Whitehorse Daily Star

WCB rejects publicizing employers' names

Despite a rising rate of injuries in young workers, the Yukon Workers' Compensation Health and Safety Board (WCB) has no plans to make public the names of the companies with the worst safety records.

By Whitehorse Star on September 25, 2007

Despite a rising rate of injuries in young workers, the Yukon Workers' Compensation Health and Safety Board (WCB) has no plans to make public the names of the companies with the worst safety records.

Responding to questions from the Star at a public meeting Tuesday afternoon, board chair Craig Tuton said he and his fellow board members have no intention of ever releasing the names of companies that continue to boast poor safety records in the territory.

Tuton said he prefers to enter into partnerships with industry groups to help people with unsafe companies clean up their act.

'The Yukon is too small a jurisdiction. Surely, we can get the same thinking minds together to help and move ahead, and that's where we're headed at now,' he said.

'That's obviously the best way to go about it,' Tuton said when asked why he wouldn't release the names of offending companies.

He said the WCB has undergone an extensive campaign over the past year to make people more aware of preventable accidents in the workplace, but is still concerned about the safety of young people on the job.

Tuton's comments come fewer than two weeks after a visiting guest speaker at a return to work symposium said naming offending companies lowers injury rates.

Tuton's remarks also come less than a month after WCB executive director Valerie Royle announced injury rates for Yukoners 25 and under are above last year's record numbers and that the WCB would consider naming unsafe companies.

Two weeks ago, Wolfgang Zimmerman, director of the National Institute for Disability Management and Research who also worked with British Columbia's workers' compensation board, said he's seen proof naming companies with poor safety records keeps people safer.

'We ended up publicizing the names of those organizations that had terrible records and they were fined,' he said.

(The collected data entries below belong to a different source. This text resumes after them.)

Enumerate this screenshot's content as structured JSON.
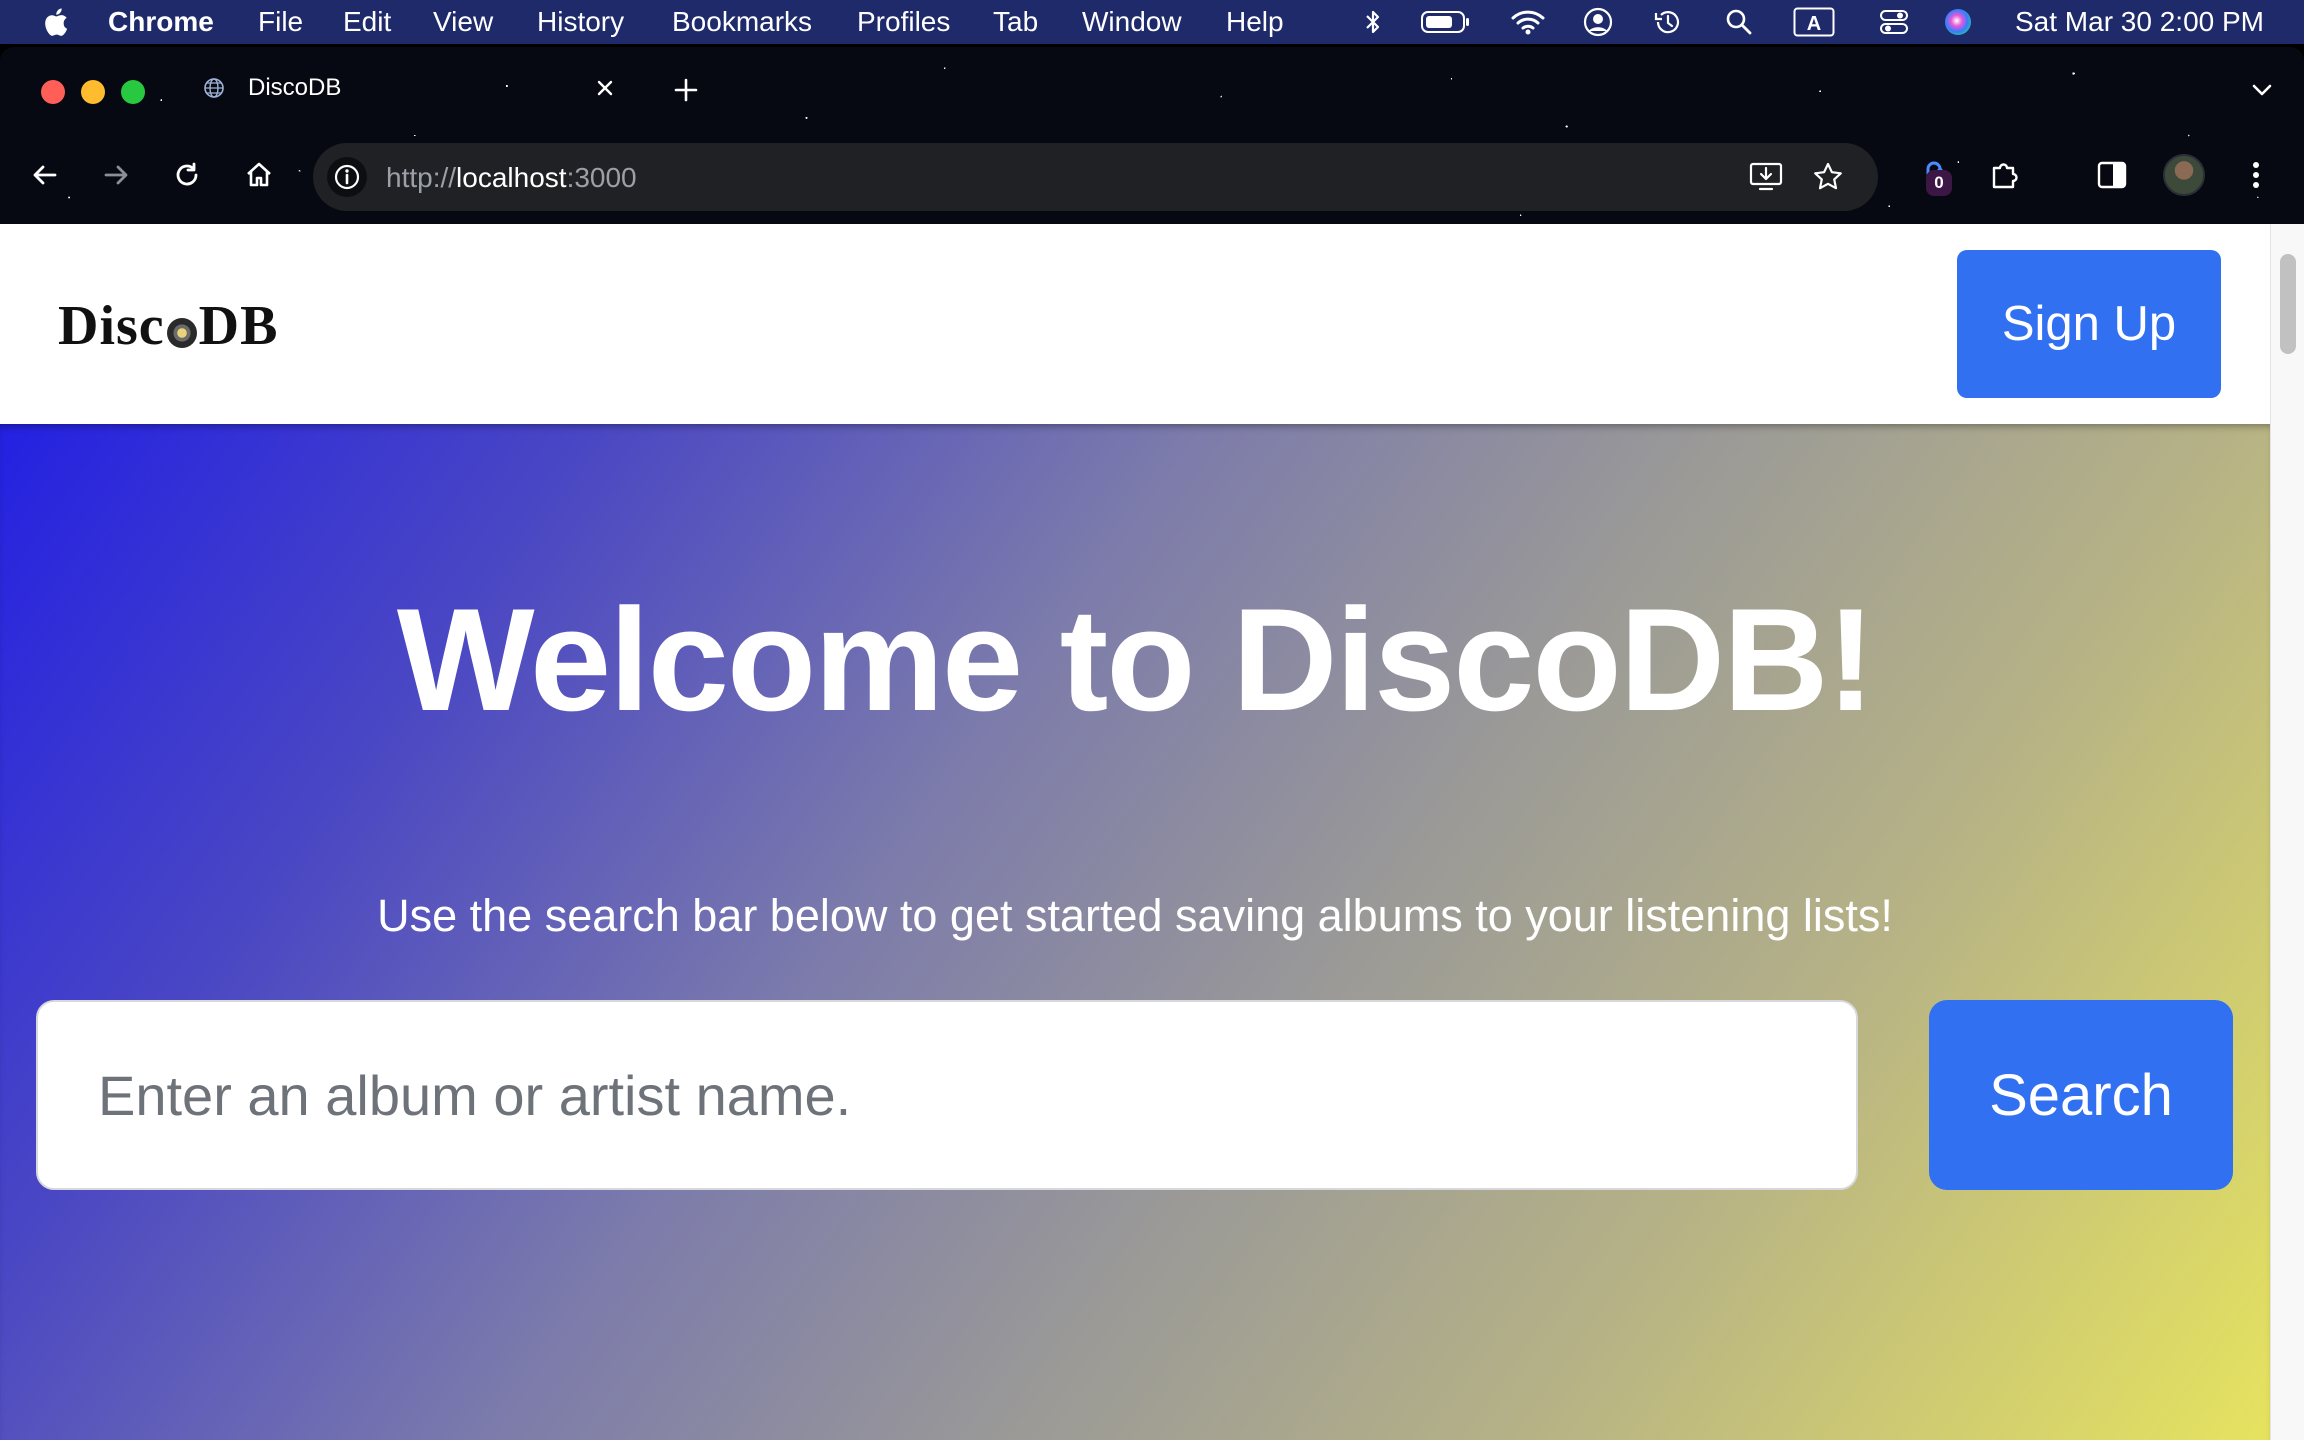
{
  "menubar": {
    "app_name": "Chrome",
    "items": [
      "File",
      "Edit",
      "View",
      "History",
      "Bookmarks",
      "Profiles",
      "Tab",
      "Window",
      "Help"
    ],
    "clock": "Sat Mar 30  2:00 PM"
  },
  "browser": {
    "tab_title": "DiscoDB",
    "url_scheme": "http://",
    "url_host": "localhost",
    "url_port": ":3000",
    "extension_badge": "0"
  },
  "site": {
    "logo_left": "Disc",
    "logo_right": "DB",
    "signup_label": "Sign Up",
    "hero_title": "Welcome to DiscoDB!",
    "hero_subtitle": "Use the search bar below to get started saving albums to your listening lists!",
    "search": {
      "placeholder": "Enter an album or artist name.",
      "value": "",
      "button_label": "Search"
    }
  },
  "colors": {
    "primary_button": "#3170f0",
    "gradient_start": "#2421e2",
    "gradient_end": "#e6e35f"
  }
}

'It was absolutely published who they were. I'm a strong believer in institutional change, and that has to be part of that.'

He said one example of naming names occurred when B.C.'s health and safety board published the identities and records of physicians whose patients experienced a poor rate of recovery after surgery.

'The B.C. medical association wasn't thrilled, but at the end of the day, it brought about some changes.'

At a press conference on Sept. 6, Royle announced youth injury rates, for people 25 and under, in 2007 were 20 per cent higher than 2006 rates, and industries known to employ high rates of young people had worse safety records than last year.

As of Sept. 6, people 25 and under accounted for 239 of the 1,295 injuries reported at the time.

Currently, according to the WCB, there have been 1,473 Yukoners hurt on the job, just over 400 injuries fewer than the record 1,984 injuries reported in 2006.

Royle said in early September some sectors of the economy were showing improvement and others were showing worse safety records than last year.

She said industries demonstrating improvement include building construction, short-haul trucking and wilderness tourism.

Among the industries showing a worse safety record are retail sales, and restaurants and caterers.

'Many of their employees are young people, and it's their first job,' Royle said.